So day 10 has come and gone! Blogging at the end of the day is ALWAYS a challenge. I have done well all day, and all I want to do is sneak down to the kitchen...like I have done many-a-night... and eat everything I see without waking anyone. Kinda like the fat kid version of "Don't Wake Daddy"...you remember that commercial for that game, right?
Regardless, when I face my weakness in the late hours of the night, I poor myself a huge glass (well technically plastic cup, I'll call it a plastic) of water and chug it. It never makes me any less hungry. You win some you loose some.
What a negative light to shine on my 10th day of being a self-conscience health nut? Regardless, I had a rather stunning day. I can name everything I ate. Brilliant.
Slimfast shake, 250 calorie sandwich from Subway, 100 calorie pack of almonds, 2 liters of WATER! (that should be some kind of bonus!), some tuna and pickles, laughing cow cheese, turkey slices, a few veggies, and a 100 calorie pack of cookies (the cherry on top? I'd say so!).

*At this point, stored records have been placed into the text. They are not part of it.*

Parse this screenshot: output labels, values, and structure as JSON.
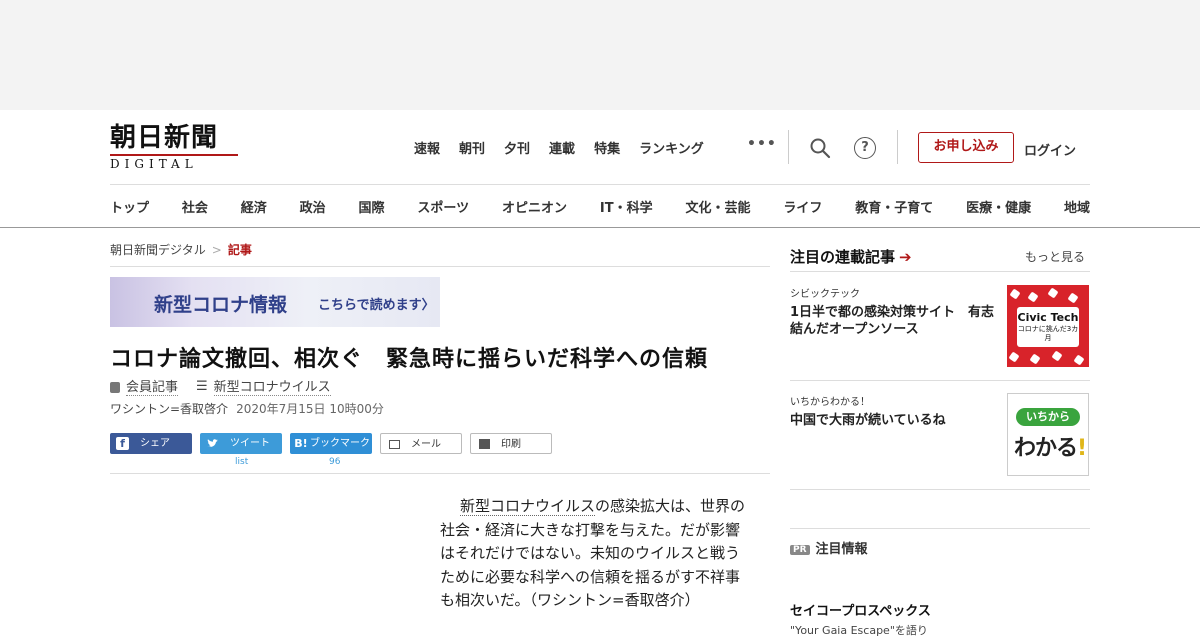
{
  "header": {
    "logo_kanji": "朝日新聞",
    "logo_sub": "DIGITAL",
    "topnav": [
      "速報",
      "朝刊",
      "夕刊",
      "連載",
      "特集",
      "ランキング"
    ],
    "more": "•••",
    "help": "?",
    "subscribe": "お申し込み",
    "login": "ログイン"
  },
  "categories": [
    "トップ",
    "社会",
    "経済",
    "政治",
    "国際",
    "スポーツ",
    "オピニオン",
    "IT・科学",
    "文化・芸能",
    "ライフ",
    "教育・子育て",
    "医療・健康",
    "地域"
  ],
  "breadcrumb": {
    "home": "朝日新聞デジタル",
    "sep": ">",
    "current": "記事"
  },
  "banner": {
    "title": "新型コロナ情報",
    "cta": "こちらで読めます〉"
  },
  "article": {
    "headline": "コロナ論文撤回、相次ぐ　緊急時に揺らいだ科学への信頼",
    "member": "会員記事",
    "topic": "新型コロナウイルス",
    "author": "ワシントン=香取啓介",
    "date": "2020年7月15日 10時00分",
    "body_link": "新型コロナウイルス",
    "body_rest": "の感染拡大は、世界の社会・経済に大きな打撃を与えた。だが影響はそれだけではない。未知のウイルスと戦うために必要な科学への信頼を揺るがす不祥事も相次いだ。（ワシントン=香取啓介）"
  },
  "share": {
    "facebook": "シェア",
    "facebook_icon": "f",
    "twitter": "ツイート",
    "twitter_icon": "bird-icon",
    "hatena": "ブックマーク",
    "hatena_icon": "B!",
    "mail": "メール",
    "print": "印刷",
    "twitter_count": "list",
    "hatena_count": "96"
  },
  "sidebar": {
    "heading": "注目の連載記事",
    "arrow": "➔",
    "more": "もっと見る",
    "items": [
      {
        "kicker": "シビックテック",
        "title": "1日半で都の感染対策サイト　有志結んだオープンソース",
        "thumb_title": "Civic Tech",
        "thumb_sub": "コロナに挑んだ3カ月"
      },
      {
        "kicker": "いちからわかる！",
        "title": "中国で大雨が続いているね",
        "thumb_pill": "いちから",
        "thumb_big": "わかる",
        "thumb_ex": "!"
      }
    ],
    "pr_badge": "PR",
    "pr_label": "注目情報",
    "promo_title": "セイコープロスペックス",
    "promo_sub": "\"Your Gaia Escape\"を語り"
  },
  "colors": {
    "brand_red": "#b01818",
    "facebook": "#3b5998",
    "twitter": "#3d9bd9",
    "hatena": "#2f8fd6",
    "banner_text": "#30408a",
    "civic_red": "#d8232a",
    "ichi_green": "#3aa43e"
  }
}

As I was healthily snacking when I got home from work...my brother awkwardly called me out for my new found health kick. "Are you DIETING or something?" He thinks diets are liberal for some reason... we are a rather conservative family, so the term "dieting" coming from him was spat out in a very negative way. Very. Good thing he doesn't know about my blog.

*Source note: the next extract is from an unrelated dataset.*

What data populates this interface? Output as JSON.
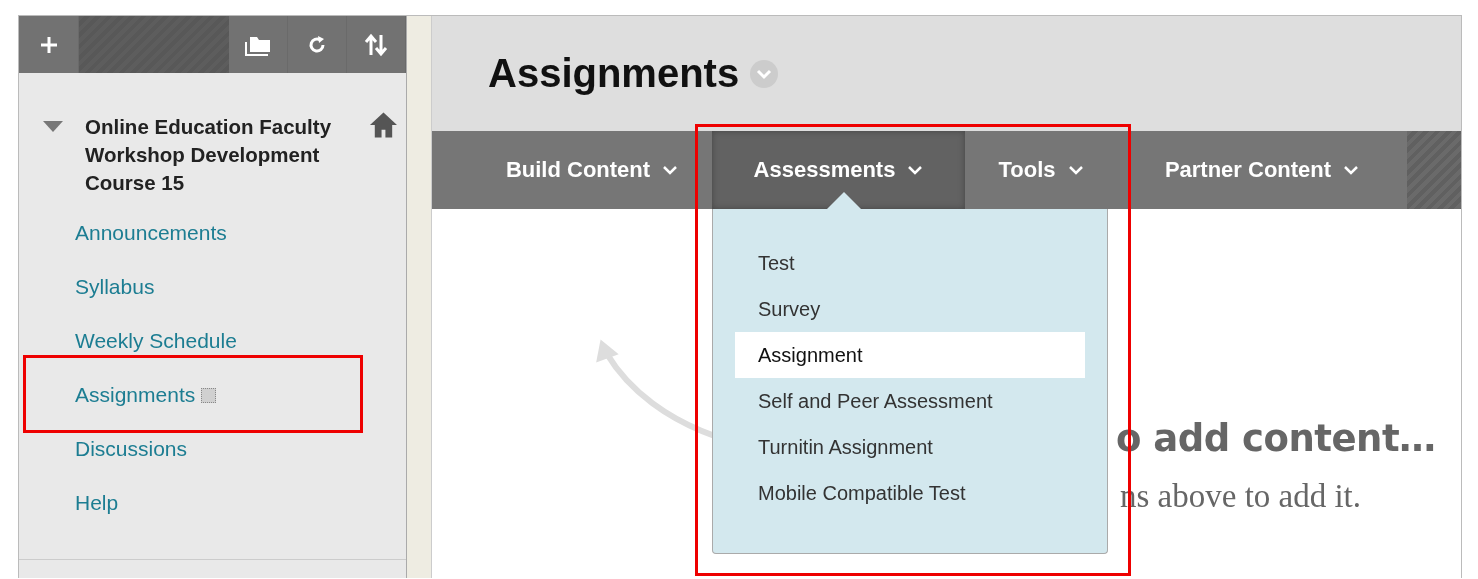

I don't remember what I said back. Funny encounter though.
Today is my wonderful friend Hailey's 22nd birthday. What does that have to do with my health blog? Everything! I will be undoubtedly sharing wine with her in celebration. This is too many calories to even look up. It will be one of those ignorance is bliss type of splurges. It is worth it for you, Hailey!

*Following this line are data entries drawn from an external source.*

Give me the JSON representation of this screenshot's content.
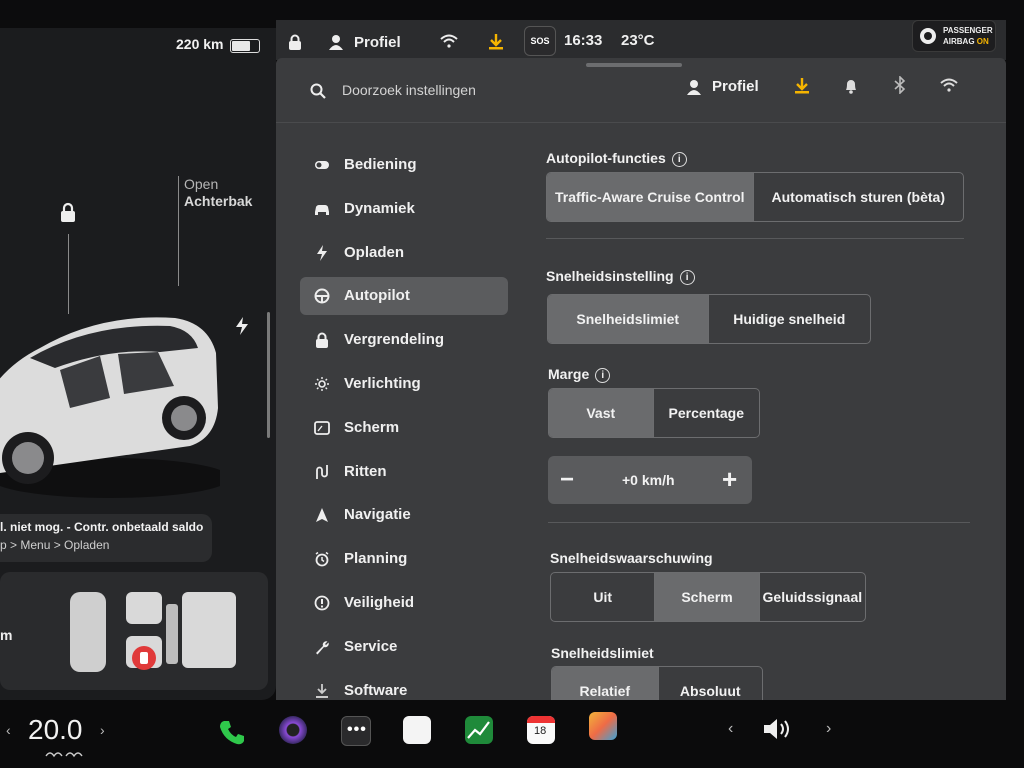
{
  "status": {
    "range": "220 km",
    "profile": "Profiel",
    "sos": "SOS",
    "time": "16:33",
    "temperature": "23°C",
    "airbag": {
      "line1": "PASSENGER",
      "line2": "AIRBAG",
      "state": "ON"
    }
  },
  "car": {
    "trunk_state": "Open",
    "trunk_name": "Achterbak",
    "notice_line1": "l. niet mog. - Contr. onbetaald saldo",
    "notice_line2": "p > Menu > Opladen",
    "seat_partial": "m"
  },
  "settings_header": {
    "search_placeholder": "Doorzoek instellingen",
    "profile": "Profiel"
  },
  "nav": [
    {
      "label": "Bediening",
      "icon": "toggle-icon"
    },
    {
      "label": "Dynamiek",
      "icon": "car-icon"
    },
    {
      "label": "Opladen",
      "icon": "bolt-icon"
    },
    {
      "label": "Autopilot",
      "icon": "steering-wheel-icon",
      "active": true
    },
    {
      "label": "Vergrendeling",
      "icon": "lock-icon"
    },
    {
      "label": "Verlichting",
      "icon": "sun-icon"
    },
    {
      "label": "Scherm",
      "icon": "display-icon"
    },
    {
      "label": "Ritten",
      "icon": "trips-icon"
    },
    {
      "label": "Navigatie",
      "icon": "navigation-arrow-icon"
    },
    {
      "label": "Planning",
      "icon": "alarm-clock-icon"
    },
    {
      "label": "Veiligheid",
      "icon": "alert-circle-icon"
    },
    {
      "label": "Service",
      "icon": "wrench-icon"
    },
    {
      "label": "Software",
      "icon": "download-icon"
    }
  ],
  "autopilot": {
    "functions_title": "Autopilot-functies",
    "functions_options": [
      "Traffic-Aware Cruise Control",
      "Automatisch sturen (bèta)"
    ],
    "functions_selected": 0,
    "speed_setting_title": "Snelheidsinstelling",
    "speed_setting_options": [
      "Snelheidslimiet",
      "Huidige snelheid"
    ],
    "speed_setting_selected": 0,
    "margin_title": "Marge",
    "margin_options": [
      "Vast",
      "Percentage"
    ],
    "margin_selected": 0,
    "offset_value": "+0 km/h",
    "warning_title": "Snelheidswaarschuwing",
    "warning_options": [
      "Uit",
      "Scherm",
      "Geluidssignaal"
    ],
    "warning_selected": 1,
    "limit_title": "Snelheidslimiet",
    "limit_options": [
      "Relatief",
      "Absoluut"
    ],
    "limit_selected": 0
  },
  "dock": {
    "cabin_temp": "20.0",
    "calendar_day": "18"
  },
  "colors": {
    "accent_yellow": "#f5b400",
    "phone_green": "#2fc84b"
  }
}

I just realized I did not share any stories from the lake. I will just paint a quick little mental picture for you. We get on the boat, everyone takes off their cover ups to get some sun. I am wearing one of those 2007 style Juicy Coverups, I got it on eBay in 2008 for pretty cheap. I roll it down to where it covers my stomach and hike up the skirt so my pork thighs can get some sun, and pretend like it is normal. I was like a random cat with all the dogs. Then, when it was too hot to resist a swim, I awkwardly shimmied out of my discount coverup, hid my body with the floating devise (it held me up once in the water, don't worry!) and DOVE in faster than, well, than I have moved in a long time. Not.A.Pretty.Sight. Regardless, I made it through. This is progress, considering the last 2 spring breaks I waded in the ocean in that Juicy coverup.
Picture "Itsy Bitsy Teenie Weenie Yellow Polka-Dot Bikini"... minus the "Itsy Bitsy Teenie Weenie" part and instead of "Yellow Polka-Dot" picture... multi colored polka-dot; target 2007 line.
Which brings me to another rather important point. I have not bought a swim suite since 2007. That is the last year I could stand seeing the blob in dressing room lighting.
Maybe I should start inching to a new goal? Buy a swim suite this summer?
Or, better yet, how about I work out? It has been 10 days and I worked out...what...2?
I do believe that I am a sloth. Then again, sloths are small.
A wise mother of a friend once told her that judging by the size of her hands and feet, she should technically be a small person. Judging by mine, I should weigh 115 and head to the lake with NO cover up.
Next summer, I can feel it. Not as much as I can feel these rolls. Maybe tonight I will dream I am skinny? Theres only one way to find out...Good night bloggers!